A python client to query the various stats.nba.com resources

Project description

nba_dataloader

Project Description

A python client to query the various stats.nba.com resources and download data into delta lake tables for further analysis. I started this project to mainly explore and get familiar with a number of different technologies mainly:-

  • Ray.io
  • Delta Lake
  • Advanced Python

A simple client capable of querying various stats.nba.com endpoints and storing the data onto disk as Delta/Parquet tables. The client can query a given endpoint with multiple different query parameters in parallel, using Ray tasks. Documentation of the various endpoints can be found here

PyPi project

Installation

pip install nba-dataloader

Usage

Also see notebooks for more examples

Show help

py -m nba_dataloader --help
usage: __main__.py [-h] [--params PARAMS] [--partition_by PARTITION_BY] [--mode {overwrite,append,error,ignore}]
                   [--location LOCATION]
                   resource

Downloads data from stats.nba.com and persists on disk as delta tables

positional arguments:
  resource              Will make a request to --> https://stats.nba.com/stats/<endpoint>

options:
  -h, --help            show this help message and exit
  --params PARAMS       A python module containing variable 'params' for the query
  --partition_by PARTITION_BY
                        The column to partition by
  --mode {overwrite,append,error,ignore}
                        The write mode
  --location LOCATION   Location to write the fetched data, defaults to tmp/

Fetch data from resource endpoint

Lets try the resource CommonTeamYears, which takes only one parameter LeagueId

py -m nba_dataloader commonTeamYears --params my_request_params

The --params parameter accepts a python file or module that contains a variable param: list[dict] in the above example the contents of my_request_params is

params = [{
    "LeagueID":"00"
}]

The parameters specified in the file are used to make a web service request to https://stats.nba.com/commonTeamYears with the appropriate request headers. The response json is parsed and converted into a delta table that is stored in the folder tmp/ of the directory in which the script was run. This default location can be overridden using the ---location command line parameter.
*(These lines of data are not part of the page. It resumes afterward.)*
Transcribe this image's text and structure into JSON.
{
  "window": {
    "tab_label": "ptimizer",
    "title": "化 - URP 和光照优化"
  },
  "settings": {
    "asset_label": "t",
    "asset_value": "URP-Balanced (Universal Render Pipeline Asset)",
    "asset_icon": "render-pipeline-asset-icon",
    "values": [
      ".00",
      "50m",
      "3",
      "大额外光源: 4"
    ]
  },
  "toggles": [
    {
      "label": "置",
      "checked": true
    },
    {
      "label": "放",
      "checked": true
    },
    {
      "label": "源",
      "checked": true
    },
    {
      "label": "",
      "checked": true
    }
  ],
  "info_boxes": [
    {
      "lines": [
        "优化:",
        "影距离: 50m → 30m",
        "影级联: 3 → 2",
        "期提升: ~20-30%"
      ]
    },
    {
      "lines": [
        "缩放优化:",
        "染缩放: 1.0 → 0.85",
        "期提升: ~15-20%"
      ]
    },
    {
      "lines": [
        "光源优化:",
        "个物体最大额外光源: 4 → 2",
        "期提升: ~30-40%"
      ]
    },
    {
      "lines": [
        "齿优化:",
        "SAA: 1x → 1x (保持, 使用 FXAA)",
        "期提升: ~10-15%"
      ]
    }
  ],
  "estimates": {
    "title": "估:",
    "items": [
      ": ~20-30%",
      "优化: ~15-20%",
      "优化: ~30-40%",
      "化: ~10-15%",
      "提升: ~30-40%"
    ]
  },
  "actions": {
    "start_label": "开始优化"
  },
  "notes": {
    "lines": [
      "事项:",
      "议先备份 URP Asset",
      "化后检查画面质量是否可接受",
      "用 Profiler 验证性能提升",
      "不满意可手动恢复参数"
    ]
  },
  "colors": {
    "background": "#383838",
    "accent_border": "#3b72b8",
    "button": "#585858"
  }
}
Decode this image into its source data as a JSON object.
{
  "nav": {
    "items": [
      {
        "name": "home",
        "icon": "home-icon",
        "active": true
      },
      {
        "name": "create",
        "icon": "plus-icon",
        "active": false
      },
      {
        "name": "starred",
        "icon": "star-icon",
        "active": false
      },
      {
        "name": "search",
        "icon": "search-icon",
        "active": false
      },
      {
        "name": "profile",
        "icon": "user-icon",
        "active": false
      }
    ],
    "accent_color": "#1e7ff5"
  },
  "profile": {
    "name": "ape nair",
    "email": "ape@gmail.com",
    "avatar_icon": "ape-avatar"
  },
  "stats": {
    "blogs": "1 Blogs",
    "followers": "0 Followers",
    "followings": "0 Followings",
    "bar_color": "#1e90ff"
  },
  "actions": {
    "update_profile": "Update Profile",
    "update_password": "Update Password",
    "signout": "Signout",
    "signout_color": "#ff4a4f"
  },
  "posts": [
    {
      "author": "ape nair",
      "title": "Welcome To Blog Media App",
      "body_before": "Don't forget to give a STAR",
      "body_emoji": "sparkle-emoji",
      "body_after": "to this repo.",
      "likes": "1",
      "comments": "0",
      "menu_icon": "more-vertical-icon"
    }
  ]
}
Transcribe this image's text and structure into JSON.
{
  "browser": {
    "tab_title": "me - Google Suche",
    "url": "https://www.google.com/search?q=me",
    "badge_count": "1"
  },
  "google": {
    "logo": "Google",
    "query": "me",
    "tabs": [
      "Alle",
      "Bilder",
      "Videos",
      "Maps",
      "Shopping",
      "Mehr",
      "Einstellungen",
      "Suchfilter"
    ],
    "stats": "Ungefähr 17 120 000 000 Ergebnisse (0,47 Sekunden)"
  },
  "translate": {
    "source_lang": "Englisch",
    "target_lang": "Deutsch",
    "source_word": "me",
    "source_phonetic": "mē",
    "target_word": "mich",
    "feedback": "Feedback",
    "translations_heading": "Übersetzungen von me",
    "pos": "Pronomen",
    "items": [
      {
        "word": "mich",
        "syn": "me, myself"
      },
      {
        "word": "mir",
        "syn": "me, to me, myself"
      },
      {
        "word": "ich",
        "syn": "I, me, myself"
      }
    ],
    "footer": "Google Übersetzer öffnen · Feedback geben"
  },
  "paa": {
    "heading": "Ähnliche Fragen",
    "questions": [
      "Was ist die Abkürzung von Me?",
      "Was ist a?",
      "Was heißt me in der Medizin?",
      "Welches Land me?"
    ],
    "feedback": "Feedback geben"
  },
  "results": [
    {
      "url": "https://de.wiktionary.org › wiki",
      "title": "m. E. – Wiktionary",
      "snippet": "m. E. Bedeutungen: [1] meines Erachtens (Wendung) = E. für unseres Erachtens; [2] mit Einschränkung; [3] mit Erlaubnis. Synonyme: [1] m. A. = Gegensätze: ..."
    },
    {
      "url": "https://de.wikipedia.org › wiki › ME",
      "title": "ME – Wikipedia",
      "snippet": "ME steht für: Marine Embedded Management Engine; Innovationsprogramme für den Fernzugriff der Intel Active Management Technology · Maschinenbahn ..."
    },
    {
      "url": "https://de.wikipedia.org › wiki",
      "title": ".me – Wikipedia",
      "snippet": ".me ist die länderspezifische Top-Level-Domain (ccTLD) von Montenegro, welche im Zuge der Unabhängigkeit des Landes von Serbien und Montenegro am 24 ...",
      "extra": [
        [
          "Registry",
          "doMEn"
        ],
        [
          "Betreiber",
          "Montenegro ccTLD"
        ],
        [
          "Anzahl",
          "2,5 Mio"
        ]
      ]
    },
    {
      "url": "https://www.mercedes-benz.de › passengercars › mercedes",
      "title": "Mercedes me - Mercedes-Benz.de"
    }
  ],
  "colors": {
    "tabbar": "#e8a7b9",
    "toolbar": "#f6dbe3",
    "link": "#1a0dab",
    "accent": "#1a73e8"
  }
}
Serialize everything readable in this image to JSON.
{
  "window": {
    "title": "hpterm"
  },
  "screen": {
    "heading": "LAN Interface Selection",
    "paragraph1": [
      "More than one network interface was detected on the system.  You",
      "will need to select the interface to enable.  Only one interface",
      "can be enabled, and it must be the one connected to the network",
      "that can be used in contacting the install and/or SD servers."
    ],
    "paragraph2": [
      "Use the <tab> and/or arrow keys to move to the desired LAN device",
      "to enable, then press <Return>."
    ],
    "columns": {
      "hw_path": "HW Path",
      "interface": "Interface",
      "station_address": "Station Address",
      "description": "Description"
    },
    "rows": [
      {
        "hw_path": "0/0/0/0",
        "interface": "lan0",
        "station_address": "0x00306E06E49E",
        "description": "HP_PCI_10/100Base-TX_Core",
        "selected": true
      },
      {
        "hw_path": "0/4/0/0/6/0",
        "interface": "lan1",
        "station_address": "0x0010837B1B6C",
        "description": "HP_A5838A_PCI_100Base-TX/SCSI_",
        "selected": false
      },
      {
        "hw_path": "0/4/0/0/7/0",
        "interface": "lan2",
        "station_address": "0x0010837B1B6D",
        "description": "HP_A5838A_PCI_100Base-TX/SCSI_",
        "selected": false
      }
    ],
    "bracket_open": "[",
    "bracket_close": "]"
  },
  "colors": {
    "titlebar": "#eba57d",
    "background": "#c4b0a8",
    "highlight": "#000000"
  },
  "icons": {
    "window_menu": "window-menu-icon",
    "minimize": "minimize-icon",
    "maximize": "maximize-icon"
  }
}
Fetch data for multiple seasons from the resource "leaguedashplayerstats"

Note that params is an array of dict, if multiple dicts are provided each of the dict objects corresponds to a separate web service request and each response is appended to a single delta table.

py -m nba_dataloader leaguedashplayerstats --params multiple_season_params

Contents of multiple_season_params.py is:

base_params_dict = {
        "LastNGames": 0,
        "LeagueID": "00",
        "MeasureType": "Base",
        "Month": 0,
        "OpponentTeamID": 0,
        "PORound": 0,
        "PaceAdjust": "N",
        "PerMode": "Totals",
        "Period": 0,
        "PlusMinus": "N",
        "Rank": "N",
        "SeasonType": "Regular Season",
        "TeamID": 0
}
seasons = {'1996-97', '1997-98', '1998-99', '1999-00', '2000-01', '2001-02', '2002-03', '2003-04', '2004-05',
           '2005-06', '2006-07', '2007-08', '2008-09', '2009-10', '2010-11', '2011-12', '2012-13', '2013-14',
           '2014-15', '2015-16', '2016-17', '2017-18', '2018-19', '2019-20', '2020-21', '2021-22', '2022-23'}
params = map(lambda season: {'Season': season} | base_params_dict, seasons)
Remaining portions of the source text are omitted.